Going forward the project will combine research already undertaken with further insights to deliver a number of publications, an agent-based metamodel, as well as a new theoretical and policy framework for decision guidance addressing both normative and empirical uncertainty. Future publications will cover all work packages and touch upon a wide array of topics. They will include, mapping out future risk potential in biotechnical research (under review in Health Security); work on normative uncertainty with respect to digital minds; a framework for handling information hazards in academic organisations doing existential risk research; strategies for preventing or responding to potential existential risks (under review in Global Policy); an enquiry into human cooperation in the context of implementing and utilising AI capabilities; research into mitigating sensitivity-of-error risks in AI development by exploring the viability of windfall clauses; and investigating the scalability of offence/defence balances under AI development paths (forthcoming in the Journal of Strategic Studies).

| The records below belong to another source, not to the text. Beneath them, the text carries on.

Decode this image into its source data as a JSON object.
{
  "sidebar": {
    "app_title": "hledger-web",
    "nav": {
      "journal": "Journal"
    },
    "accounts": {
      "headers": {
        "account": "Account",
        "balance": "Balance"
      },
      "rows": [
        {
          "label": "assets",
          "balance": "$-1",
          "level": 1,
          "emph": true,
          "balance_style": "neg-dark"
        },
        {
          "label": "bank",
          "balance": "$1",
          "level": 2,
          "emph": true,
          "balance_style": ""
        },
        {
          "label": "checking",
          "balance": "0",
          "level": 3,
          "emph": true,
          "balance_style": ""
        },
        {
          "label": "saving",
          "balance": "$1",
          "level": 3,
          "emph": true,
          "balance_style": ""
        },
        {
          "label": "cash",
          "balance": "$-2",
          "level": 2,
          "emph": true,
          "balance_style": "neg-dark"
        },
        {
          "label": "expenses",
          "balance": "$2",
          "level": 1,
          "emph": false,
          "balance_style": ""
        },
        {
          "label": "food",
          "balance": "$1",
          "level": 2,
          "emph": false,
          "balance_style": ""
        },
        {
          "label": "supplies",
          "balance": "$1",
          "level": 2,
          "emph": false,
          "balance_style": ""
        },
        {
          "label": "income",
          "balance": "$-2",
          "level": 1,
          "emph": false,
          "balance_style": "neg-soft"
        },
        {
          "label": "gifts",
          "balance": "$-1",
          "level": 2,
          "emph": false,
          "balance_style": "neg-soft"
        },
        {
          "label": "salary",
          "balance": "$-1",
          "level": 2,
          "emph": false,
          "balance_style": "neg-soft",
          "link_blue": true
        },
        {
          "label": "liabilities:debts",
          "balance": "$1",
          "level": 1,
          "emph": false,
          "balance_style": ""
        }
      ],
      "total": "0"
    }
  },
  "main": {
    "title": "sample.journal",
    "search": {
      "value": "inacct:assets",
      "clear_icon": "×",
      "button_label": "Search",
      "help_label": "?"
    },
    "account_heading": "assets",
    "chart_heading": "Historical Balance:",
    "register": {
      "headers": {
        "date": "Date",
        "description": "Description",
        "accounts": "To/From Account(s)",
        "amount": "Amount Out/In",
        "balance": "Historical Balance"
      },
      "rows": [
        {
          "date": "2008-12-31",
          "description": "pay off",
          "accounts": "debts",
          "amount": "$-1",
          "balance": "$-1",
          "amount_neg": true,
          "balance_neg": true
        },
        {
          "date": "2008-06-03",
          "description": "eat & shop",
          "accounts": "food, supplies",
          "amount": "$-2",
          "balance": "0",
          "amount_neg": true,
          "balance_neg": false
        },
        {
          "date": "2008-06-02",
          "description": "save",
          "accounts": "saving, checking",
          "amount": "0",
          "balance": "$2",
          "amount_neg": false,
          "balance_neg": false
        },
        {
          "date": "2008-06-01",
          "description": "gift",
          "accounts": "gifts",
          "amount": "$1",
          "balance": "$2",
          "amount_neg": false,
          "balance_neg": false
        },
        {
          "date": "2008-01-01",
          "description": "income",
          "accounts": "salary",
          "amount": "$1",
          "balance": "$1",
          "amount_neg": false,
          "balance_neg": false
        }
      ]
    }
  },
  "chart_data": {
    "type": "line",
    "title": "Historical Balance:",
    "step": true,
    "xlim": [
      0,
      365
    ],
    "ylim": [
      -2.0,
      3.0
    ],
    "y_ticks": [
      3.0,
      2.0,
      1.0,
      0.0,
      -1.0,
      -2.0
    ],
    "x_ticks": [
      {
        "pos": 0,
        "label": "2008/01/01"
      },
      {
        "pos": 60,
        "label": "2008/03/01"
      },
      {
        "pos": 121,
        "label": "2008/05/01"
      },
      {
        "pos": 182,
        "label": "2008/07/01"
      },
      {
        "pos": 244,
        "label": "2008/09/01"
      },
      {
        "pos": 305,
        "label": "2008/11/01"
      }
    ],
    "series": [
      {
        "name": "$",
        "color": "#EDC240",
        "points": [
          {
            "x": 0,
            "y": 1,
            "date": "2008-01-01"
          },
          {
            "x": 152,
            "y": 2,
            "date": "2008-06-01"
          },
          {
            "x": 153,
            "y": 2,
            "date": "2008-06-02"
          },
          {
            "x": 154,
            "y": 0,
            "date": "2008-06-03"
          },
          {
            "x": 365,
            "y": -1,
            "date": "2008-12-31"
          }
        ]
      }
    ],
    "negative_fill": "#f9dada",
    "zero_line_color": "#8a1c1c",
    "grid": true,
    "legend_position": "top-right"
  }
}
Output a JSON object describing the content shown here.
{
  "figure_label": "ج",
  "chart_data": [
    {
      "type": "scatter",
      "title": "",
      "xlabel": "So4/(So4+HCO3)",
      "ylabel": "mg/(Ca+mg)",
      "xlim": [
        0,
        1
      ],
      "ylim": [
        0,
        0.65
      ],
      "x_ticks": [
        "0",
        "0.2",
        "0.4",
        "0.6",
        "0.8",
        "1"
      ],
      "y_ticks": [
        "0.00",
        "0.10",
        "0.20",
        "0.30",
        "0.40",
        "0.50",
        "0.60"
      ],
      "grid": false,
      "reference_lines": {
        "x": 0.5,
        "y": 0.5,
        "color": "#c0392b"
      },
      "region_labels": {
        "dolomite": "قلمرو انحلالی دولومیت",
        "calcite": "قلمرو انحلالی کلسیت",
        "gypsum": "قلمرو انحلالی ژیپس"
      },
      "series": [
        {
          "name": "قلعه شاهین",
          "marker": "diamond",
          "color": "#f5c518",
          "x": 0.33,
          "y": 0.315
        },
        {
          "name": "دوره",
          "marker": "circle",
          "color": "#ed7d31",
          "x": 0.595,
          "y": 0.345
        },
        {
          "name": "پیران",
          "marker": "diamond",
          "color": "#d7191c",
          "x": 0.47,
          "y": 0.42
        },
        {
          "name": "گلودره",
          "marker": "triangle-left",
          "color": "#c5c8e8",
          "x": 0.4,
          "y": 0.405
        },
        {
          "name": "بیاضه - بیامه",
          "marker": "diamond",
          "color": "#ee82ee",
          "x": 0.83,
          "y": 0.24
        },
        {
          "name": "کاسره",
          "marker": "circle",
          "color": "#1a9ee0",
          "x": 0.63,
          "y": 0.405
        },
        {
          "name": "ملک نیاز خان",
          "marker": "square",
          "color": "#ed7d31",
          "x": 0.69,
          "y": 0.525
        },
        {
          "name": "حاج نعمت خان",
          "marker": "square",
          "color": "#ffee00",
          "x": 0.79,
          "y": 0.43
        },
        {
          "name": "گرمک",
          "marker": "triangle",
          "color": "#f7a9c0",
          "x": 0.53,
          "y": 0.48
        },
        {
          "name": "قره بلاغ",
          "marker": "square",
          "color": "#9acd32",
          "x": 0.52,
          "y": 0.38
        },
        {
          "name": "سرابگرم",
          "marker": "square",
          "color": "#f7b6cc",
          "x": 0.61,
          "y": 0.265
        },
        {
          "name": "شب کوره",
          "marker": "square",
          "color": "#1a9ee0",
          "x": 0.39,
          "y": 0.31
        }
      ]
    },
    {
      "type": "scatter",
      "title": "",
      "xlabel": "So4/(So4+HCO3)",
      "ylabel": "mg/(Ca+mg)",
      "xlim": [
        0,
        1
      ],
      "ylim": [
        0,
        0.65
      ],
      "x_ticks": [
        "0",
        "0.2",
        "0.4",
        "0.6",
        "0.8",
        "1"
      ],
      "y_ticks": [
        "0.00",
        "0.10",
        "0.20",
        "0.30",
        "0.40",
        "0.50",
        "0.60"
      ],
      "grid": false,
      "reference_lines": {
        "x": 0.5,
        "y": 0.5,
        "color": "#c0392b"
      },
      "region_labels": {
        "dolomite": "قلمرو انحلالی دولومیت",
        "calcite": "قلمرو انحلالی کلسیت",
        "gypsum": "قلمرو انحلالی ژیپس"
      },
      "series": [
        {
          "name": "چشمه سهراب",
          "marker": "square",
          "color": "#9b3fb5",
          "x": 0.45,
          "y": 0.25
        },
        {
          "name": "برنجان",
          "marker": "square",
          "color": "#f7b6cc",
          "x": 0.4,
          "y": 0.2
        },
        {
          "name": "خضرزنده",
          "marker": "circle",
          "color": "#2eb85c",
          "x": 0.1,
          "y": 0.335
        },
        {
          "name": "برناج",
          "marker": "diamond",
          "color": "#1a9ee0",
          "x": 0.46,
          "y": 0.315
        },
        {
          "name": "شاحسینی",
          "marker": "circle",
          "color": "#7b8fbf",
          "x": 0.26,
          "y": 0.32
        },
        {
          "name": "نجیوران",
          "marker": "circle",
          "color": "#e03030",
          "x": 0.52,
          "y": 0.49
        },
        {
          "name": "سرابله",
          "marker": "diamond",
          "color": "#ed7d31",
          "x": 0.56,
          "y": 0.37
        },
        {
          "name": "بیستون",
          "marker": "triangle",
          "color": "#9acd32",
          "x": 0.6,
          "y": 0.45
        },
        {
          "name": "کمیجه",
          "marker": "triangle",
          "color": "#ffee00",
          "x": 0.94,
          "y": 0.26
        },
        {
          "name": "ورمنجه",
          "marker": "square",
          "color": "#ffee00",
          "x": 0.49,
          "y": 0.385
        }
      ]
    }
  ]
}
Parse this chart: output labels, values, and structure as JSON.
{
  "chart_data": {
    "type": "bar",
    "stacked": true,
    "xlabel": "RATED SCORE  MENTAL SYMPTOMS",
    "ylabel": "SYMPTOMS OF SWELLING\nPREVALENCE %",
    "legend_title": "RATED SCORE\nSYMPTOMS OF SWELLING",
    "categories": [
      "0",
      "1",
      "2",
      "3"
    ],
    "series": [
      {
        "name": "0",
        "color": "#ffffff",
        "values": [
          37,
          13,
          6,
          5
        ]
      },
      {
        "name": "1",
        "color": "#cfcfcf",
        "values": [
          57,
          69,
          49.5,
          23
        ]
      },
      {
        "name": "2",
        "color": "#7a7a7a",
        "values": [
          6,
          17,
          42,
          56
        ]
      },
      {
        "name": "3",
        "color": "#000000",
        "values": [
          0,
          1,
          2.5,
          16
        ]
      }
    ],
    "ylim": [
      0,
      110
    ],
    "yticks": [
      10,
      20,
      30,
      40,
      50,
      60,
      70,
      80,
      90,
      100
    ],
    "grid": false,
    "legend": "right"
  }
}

The project will also yield input to a book which will not only investigate different types of existential risk but will also explore ethical considerations around those risks and methodological tools to approach their research (“The Precipice” by Toby Ord).We will further develop an agent-based metamodel of decisions about emerging technology. This framework will allow testing the effect of various decision-criteria (e.g. variants of precautionary or proactionary principle, heuristics, etc.) and emergent effects (e.g. model and criteria diversity among the agents, value of information price dynamics) on social utility. We will hold a workshop in mid-2020 on new and emerging biosecurity risks. The workshop will explore the concerns associated with dual-use biotechnology which may pose a biosecurity threat through enabling biology to be misused, such as through engineering and de novo creation of deadly pathogens, and discuss possible technical, governance and regulation solutions.Towards the completion of the project, we will organise a conference on information hazards, bringing together senior subject matter experts from various relevant fields to discuss our proposed mechanisms to evaluate technological uncertainties.